Выписали его через две недели. Он брёл по улице, освещённой ленивым светом августовского солнца, но пусто было на душе и сердце, на которое теперь не давило железо. Он пытался найти тот дом, в котором Маргарита устроила ему это роковое испытание, но пусто было и в памяти. Не было абсолютно никакой зацепки. Да и зачем было искать? Что он мог сказать той женщине? Ничего.
Он добрался до дома своей тёщи и долго сидел в засаде на лавочке беседки детского сада, скрытый кустами ободранной сирени, ожидая, не появится ли дочь, пусть хоть не одна, пусть хоть с кем-то. Он не собирался даже подходить, он хотел просто посмотреть на неё издали. Просто посмотреть. И сердце сжималось. А на тёщином балконе, как и раньше, полоскалось на ветру и сохло чужое нижнее бельё. Не дождался.
Он вспомнил слова хирурга, что нужно сильно помолиться, и усмехнулся. Куда-куда, а в церковь он уж точно не пойдёт, тем более благодарить. За что благодарить? За то, что он жив? Ему не хотелось благодарить за это. Просто врач профессионально сделал свою работу. Спасибо, потому что плохо выполненная работа стоила бы этому хирургу, по меньшей мере, морального неудовлетворения и, может быть, бессонной ночи. Или ночей.
Эта ночь для солдата была беспокойной. Он сидел на кухне и с каким-то остервенением пил водку. Он хотел выпить по стакану за каждого своего, запаянного в цинк и заколоченного в ящик. По целому гранёному стакану. И в каждый стакан он бросал отцепленный от планки свой орден, награждая каждого, обмывая награду с каждым. Доставал крест из выпитого стакана, целовал его, наливал водки и бросал его в стакан снова. После пяти стаканов ноги уже не держали его. А наградить нужно было ещё около взвода. Он с трудом добрался до балкона и рванул на себя дверь, вырвав с мясом оба шпингалета. Ночь ударила его свежестью, и он упал на пол. Звёзды уставились на него сверху, и одна ему подмигнула. Он подмигнул в ответ и расхохотался в безудержном веселье. Затем его мучительно рвало, и он плакал, повторяя: - Простите, ребята.
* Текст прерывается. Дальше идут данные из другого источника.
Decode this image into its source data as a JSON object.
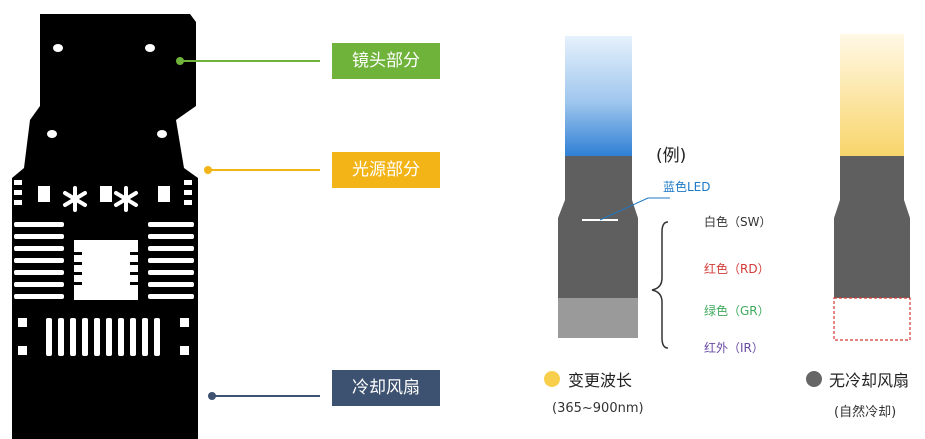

Луна вынырнула из-за тучи и упала в водку под его ногами. Он вздрогнул и попятился от до боли знакомого видения. Споткнулся о порожек и рухнул навзничь в комнату. Голова его с хрустом ударилась о диски разборной гантели, забытой на полу. Луна за окном не спряталась за тучей. Луна за окном вспыхнула и погасла.